= Kingdom of Nájera =

Medieval Spanish kingdom

The kingdoms of Nájera (under Castilian rule) and Navarre under Sancho VI of Navarre (1154–1194)

The Kingdom of Nájera was a kingdom located in the north of the Iberian Peninsula, founded in the year 923.

== History ==
The origins of the Kingdom of Nájera date back to 918 when King Sancho Garcés I of Pamplona, in collaboration with Ordoño II of León, recovered Nájera and the Middle and Upper Rioja (from present-day Miranda de Ebro to Tudela) from Muslim rule.
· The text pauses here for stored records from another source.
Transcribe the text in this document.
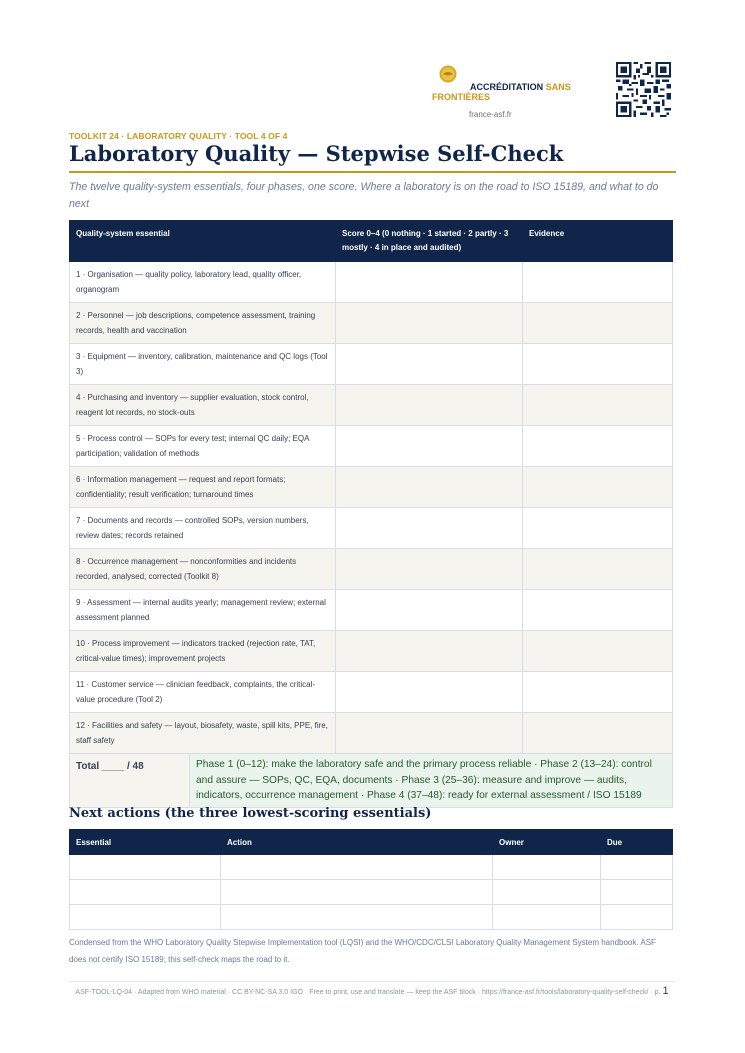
ACCRÉDITATION SANS
FRONTIÈRES
france-asf.fr
TOOLKIT 24 · LABORATORY QUALITY · TOOL 4 OF 4
Laboratory Quality — Stepwise Self-Check
The twelve quality-system essentials, four phases, one score. Where a laboratory is on the road to ISO 15189, and what to do next
Quality-system essential		Score 0–4 (0 nothing · 1 started · 2 partly · 3 mostly · 4 in place and audited)	Evidence
1 · Organisation — quality policy, laboratory lead, quality officer, organogram			
2 · Personnel — job descriptions, competence assessment, training records, health and vaccination			
3 · Equipment — inventory, calibration, maintenance and QC logs (Tool 3)			
4 · Purchasing and inventory — supplier evaluation, stock control, reagent lot records, no stock-outs			
5 · Process control — SOPs for every test; internal QC daily; EQA participation; validation of methods			
6 · Information management — request and report formats; confidentiality; result verification; turnaround times			
7 · Documents and records — controlled SOPs, version numbers, review dates; records retained			
8 · Occurrence management — nonconformities and incidents recorded, analysed, corrected (Toolkit 8)			
9 · Assessment — internal audits yearly; management review; external assessment planned			
10 · Process improvement — indicators tracked (rejection rate, TAT, critical-value times); improvement projects			
11 · Customer service — clinician feedback, complaints, the critical-value procedure (Tool 2)			
12 · Facilities and safety — layout, biosafety, waste, spill kits, PPE, fire, staff safety			
Total ____ / 48	Phase 1 (0–12): make the laboratory safe and the primary process reliable · Phase 2 (13–24): control and assure — SOPs, QC, EQA, documents · Phase 3 (25–36): measure and improve — audits, indicators, occurrence management · Phase 4 (37–48): ready for external assessment / ISO 15189		
Next actions (the three lowest-scoring essentials)
Essential	Action	Owner	Due

Condensed from the WHO Laboratory Quality Stepwise Implementation tool (LQSI) and the WHO/CDC/CLSI Laboratory Quality Management System handbook. ASF does not certify ISO 15189; this self-check maps the road to it.
ASF-TOOL-LQ-04 · Adapted from WHO material · CC BY-NC-SA 3.0 IGO · Free to print, use and translate — keep the ASF block · https://france-asf.fr/tools/laboratory-quality-self-check/ · p. 1
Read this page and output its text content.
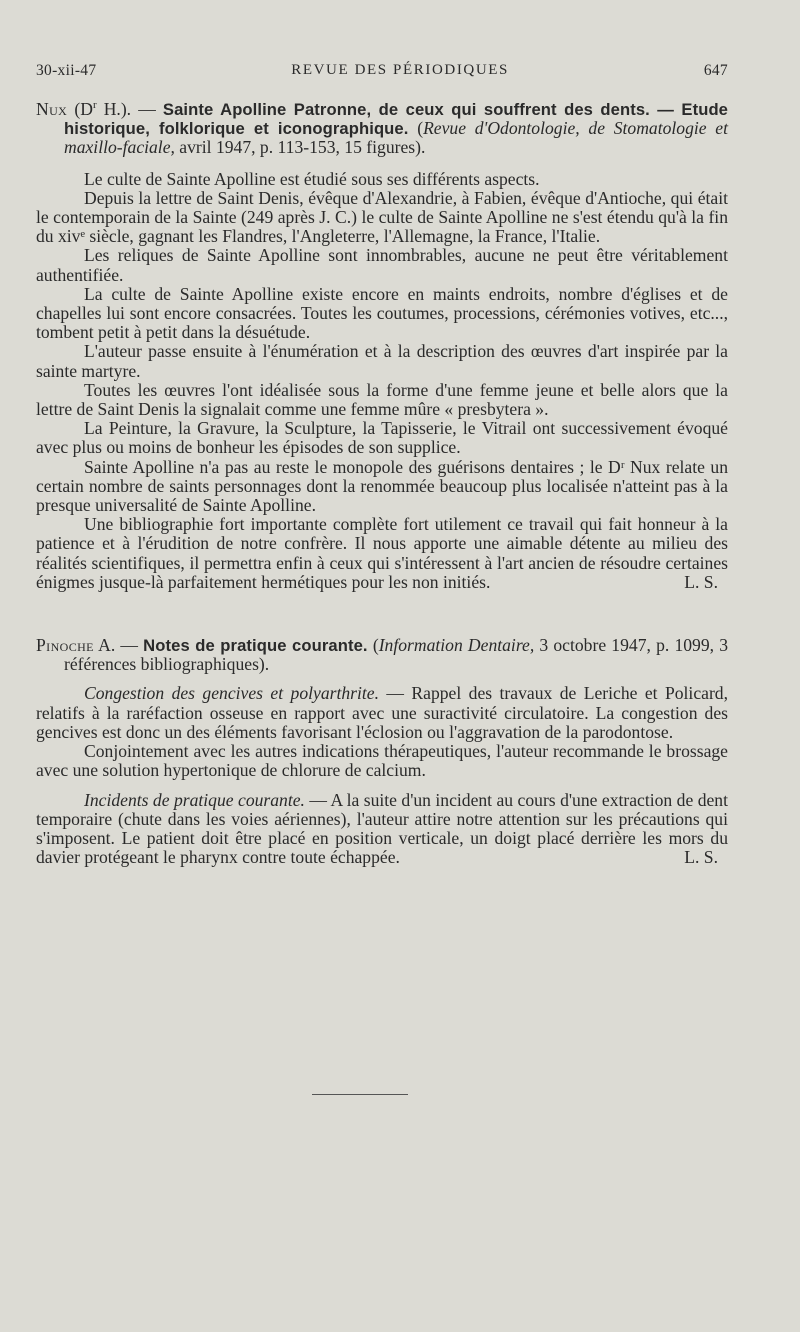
30-xii-47	REVUE DES PÉRIODIQUES	647

Nux ($D^r$ H.). — Sainte Apolline Patronne, de ceux qui souffrent des dents. — Etude historique, folklorique et iconographique. (Revue d'Odontologie, de Stomatologie et maxillo-faciale, avril 1947, p. 113-153, 15 figures).

Le culte de Sainte Apolline est étudié sous ses différents aspects.

Depuis la lettre de Saint Denis, évêque d'Alexandrie, à Fabien, évêque d'Antioche, qui était le contemporain de la Sainte (249 après J. C.) le culte de Sainte Apolline ne s'est étendu qu'à la fin du xivᵉ siècle, gagnant les Flandres, l'Angleterre, l'Allemagne, la France, l'Italie.

Les reliques de Sainte Apolline sont innombrables, aucune ne peut être véritablement authentifiée.

La culte de Sainte Apolline existe encore en maints endroits, nombre d'églises et de chapelles lui sont encore consacrées. Toutes les coutumes, processions, cérémonies votives, etc..., tombent petit à petit dans la désuétude.

L'auteur passe ensuite à l'énumération et à la description des œuvres d'art inspirée par la sainte martyre.

Toutes les œuvres l'ont idéalisée sous la forme d'une femme jeune et belle alors que la lettre de Saint Denis la signalait comme une femme mûre « presbytera ».

La Peinture, la Gravure, la Sculpture, la Tapisserie, le Vitrail ont successivement évoqué avec plus ou moins de bonheur les épisodes de son supplice.

Sainte Apolline n'a pas au reste le monopole des guérisons dentaires ; le Dʳ Nux relate un certain nombre de saints personnages dont la renommée beaucoup plus localisée n'atteint pas à la presque universalité de Sainte Apolline.

Une bibliographie fort importante complète fort utilement ce travail qui fait honneur à la patience et à l'érudition de notre confrère. Il nous apporte une aimable détente au milieu des réalités scientifiques, il permettra enfin à ceux qui s'intéressent à l'art ancien de résoudre certaines énigmes jusque-là parfaitement hermétiques pour les non initiés.	L. S.

Pinoche A. — Notes de pratique courante. (Information Dentaire, 3 octobre 1947, p. 1099, 3 références bibliographiques).

Congestion des gencives et polyarthrite. — Rappel des travaux de Leriche et Policard, relatifs à la raréfaction osseuse en rapport avec une suractivité circulatoire. La congestion des gencives est donc un des éléments favorisant l'éclosion ou l'aggravation de la parodontose.

Conjointement avec les autres indications thérapeutiques, l'auteur recommande le brossage avec une solution hypertonique de chlorure de calcium.

Incidents de pratique courante. — A la suite d'un incident au cours d'une extraction de dent temporaire (chute dans les voies aériennes), l'auteur attire notre attention sur les précautions qui s'imposent. Le patient doit être placé en position verticale, un doigt placé derrière les mors du davier protégeant le pharynx contre toute échappée.	L. S.
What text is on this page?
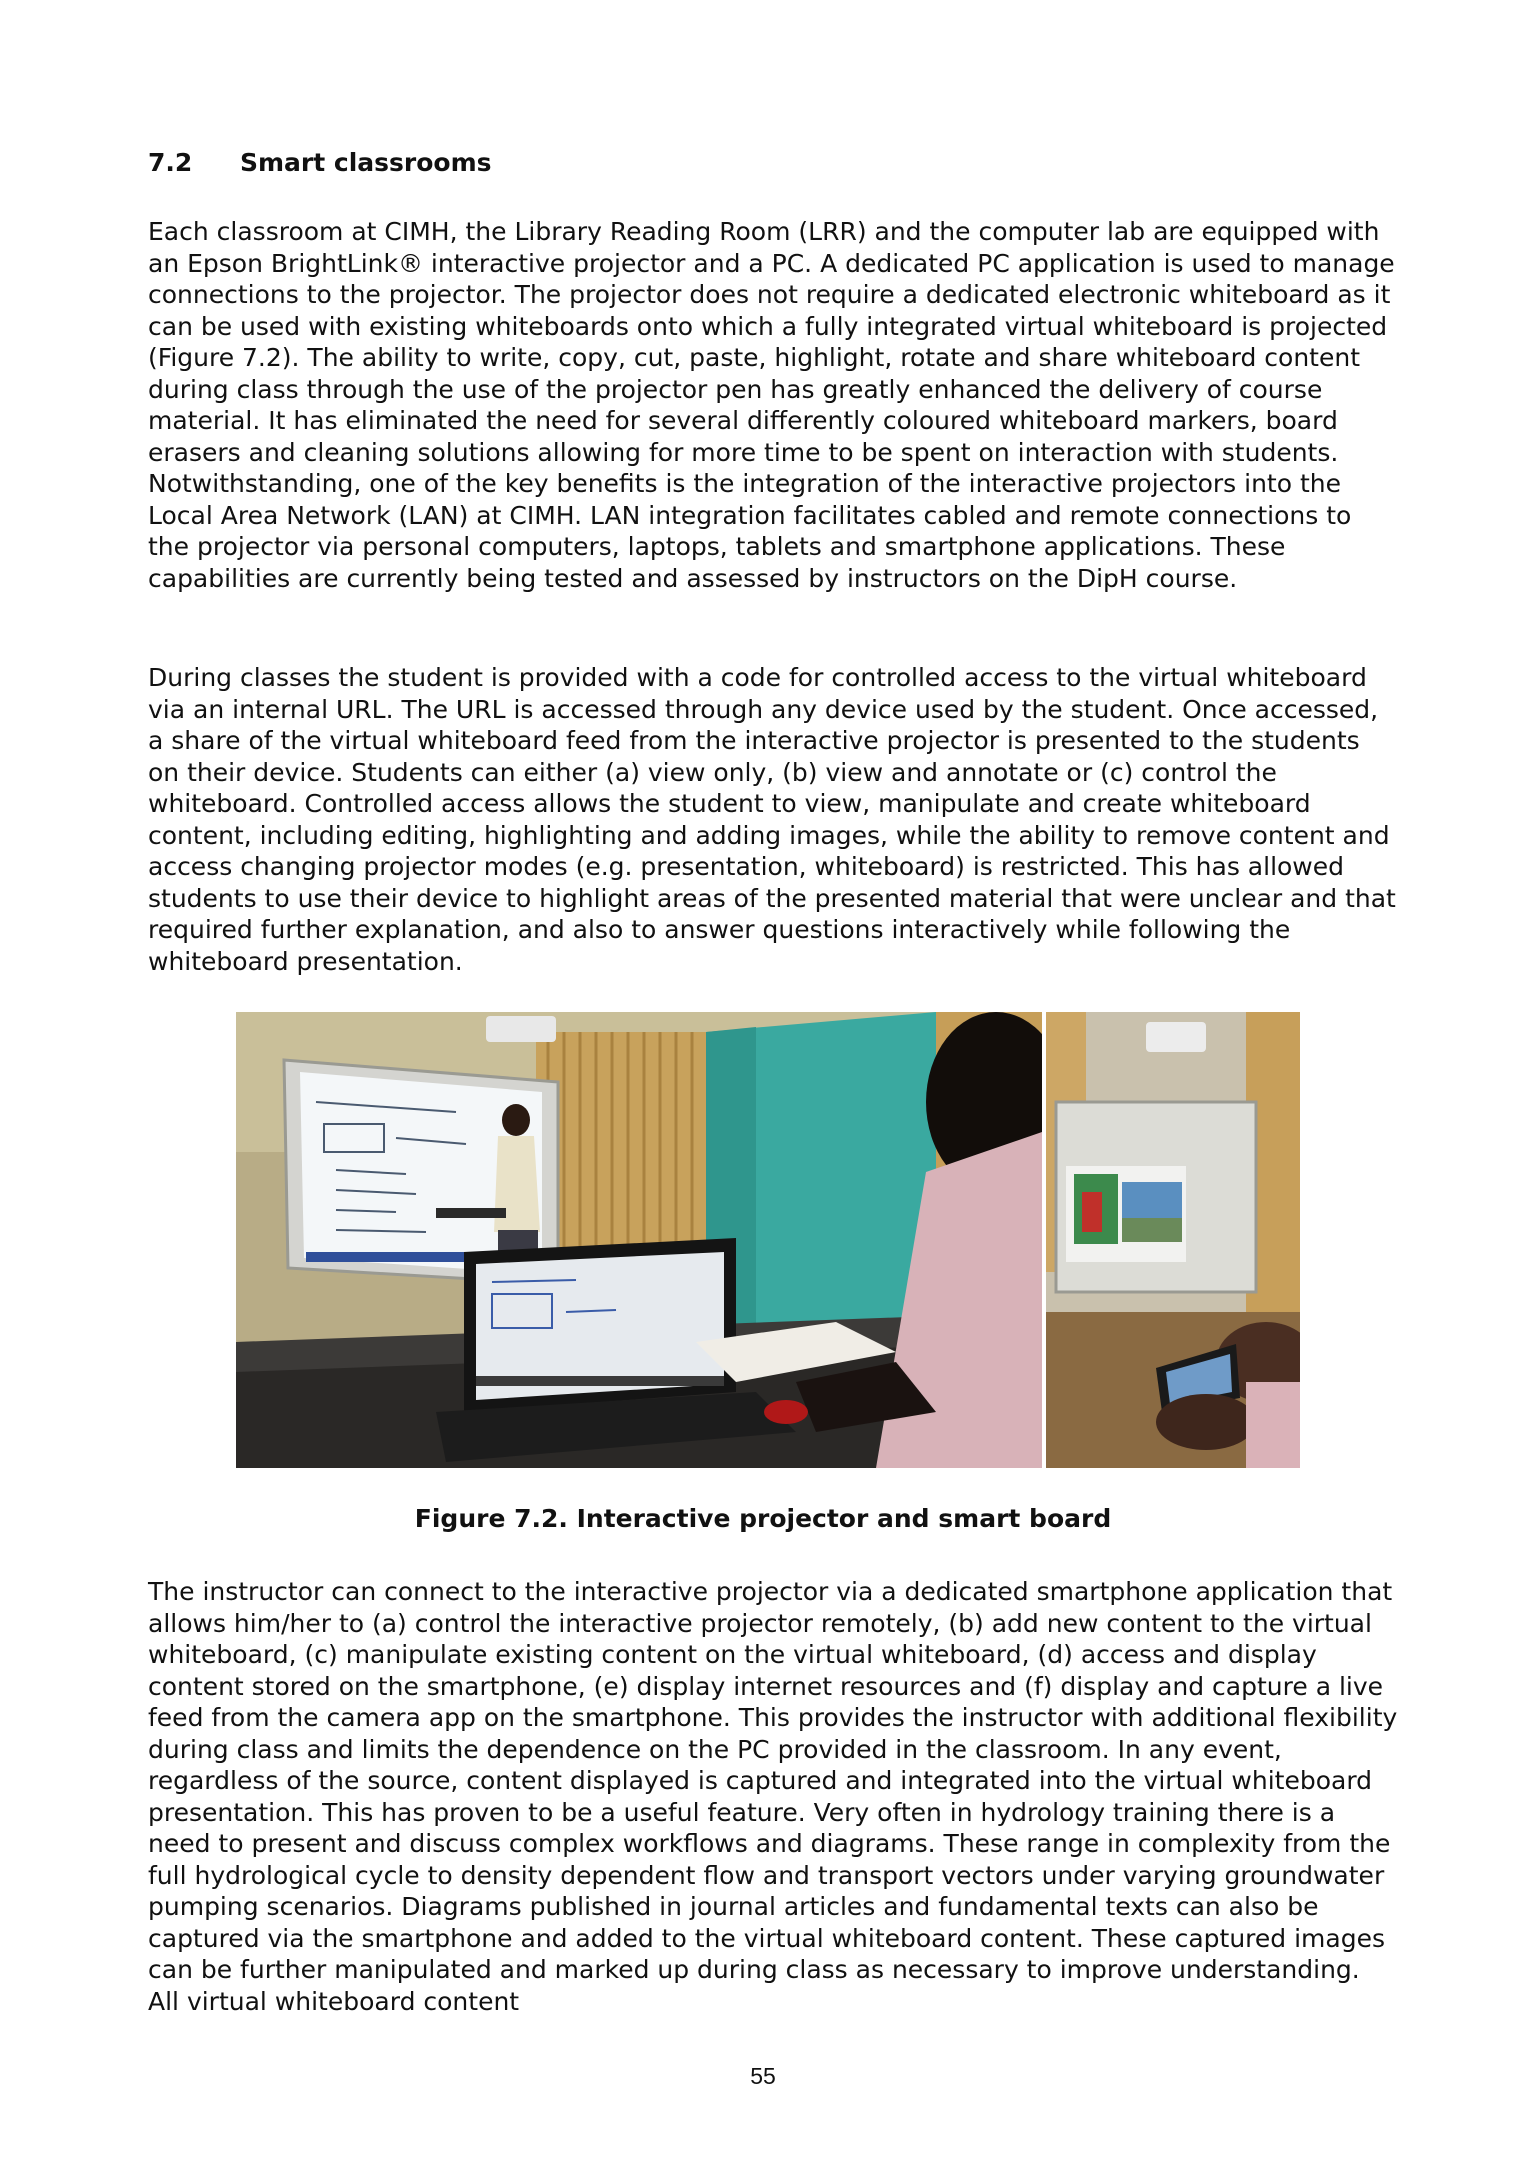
7.2 Smart classrooms

Each classroom at CIMH, the Library Reading Room (LRR) and the computer lab are equipped with an Epson BrightLink® interactive projector and a PC. A dedicated PC application is used to manage connections to the projector. The projector does not require a dedicated electronic whiteboard as it can be used with existing whiteboards onto which a fully integrated virtual whiteboard is projected (Figure 7.2). The ability to write, copy, cut, paste, highlight, rotate and share whiteboard content during class through the use of the projector pen has greatly enhanced the delivery of course material. It has eliminated the need for several differently coloured whiteboard markers, board erasers and cleaning solutions allowing for more time to be spent on interaction with students. Notwithstanding, one of the key benefits is the integration of the interactive projectors into the Local Area Network (LAN) at CIMH. LAN integration facilitates cabled and remote connections to the projector via personal computers, laptops, tablets and smartphone applications. These capabilities are currently being tested and assessed by instructors on the DipH course.

During classes the student is provided with a code for controlled access to the virtual whiteboard via an internal URL. The URL is accessed through any device used by the student. Once accessed, a share of the virtual whiteboard feed from the interactive projector is presented to the students on their device. Students can either (a) view only, (b) view and annotate or (c) control the whiteboard. Controlled access allows the student to view, manipulate and create whiteboard content, including editing, highlighting and adding images, while the ability to remove content and access changing projector modes (e.g. presentation, whiteboard) is restricted. This has allowed students to use their device to highlight areas of the presented material that were unclear and that required further explanation, and also to answer questions interactively while following the whiteboard presentation.

Figure 7.2. Interactive projector and smart board

The instructor can connect to the interactive projector via a dedicated smartphone application that allows him/her to (a) control the interactive projector remotely, (b) add new content to the virtual whiteboard, (c) manipulate existing content on the virtual whiteboard, (d) access and display content stored on the smartphone, (e) display internet resources and (f) display and capture a live feed from the camera app on the smartphone. This provides the instructor with additional flexibility during class and limits the dependence on the PC provided in the classroom. In any event, regardless of the source, content displayed is captured and integrated into the virtual whiteboard presentation. This has proven to be a useful feature. Very often in hydrology training there is a need to present and discuss complex workflows and diagrams. These range in complexity from the full hydrological cycle to density dependent flow and transport vectors under varying groundwater pumping scenarios. Diagrams published in journal articles and fundamental texts can also be captured via the smartphone and added to the virtual whiteboard content. These captured images can be further manipulated and marked up during class as necessary to improve understanding. All virtual whiteboard content

55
He placed these new territories under the rule of his son, García Sánchez, under the name "Kingdom of Nájera".

Following the destruction of Pamplona by Abd al-Rahman III in 924 and the death of his father the following year, García Sánchez also became King of Pamplona, moving his residence to Nájera and establishing his court there, to the detriment of Pamplona. From that moment on, the kingdoms of Pamplona and Nájera appear linked to the same monarch, although they continue to maintain separate entities; therefore, the kingdom comes to be called the "Kingdom of Nájera-Pamplona".

After the murder of Sancho IV of Pamplona in 1076, the Kingdom of Nájera was annexed by Alfonso VI of León and Castile. The Kingdom of Nájera continued to exist as a political entity, being one of the several states ruled by the Castilian monarchs, as evidenced by numerous documents that express the list of titles of the Kings of Castile until as late as 1239.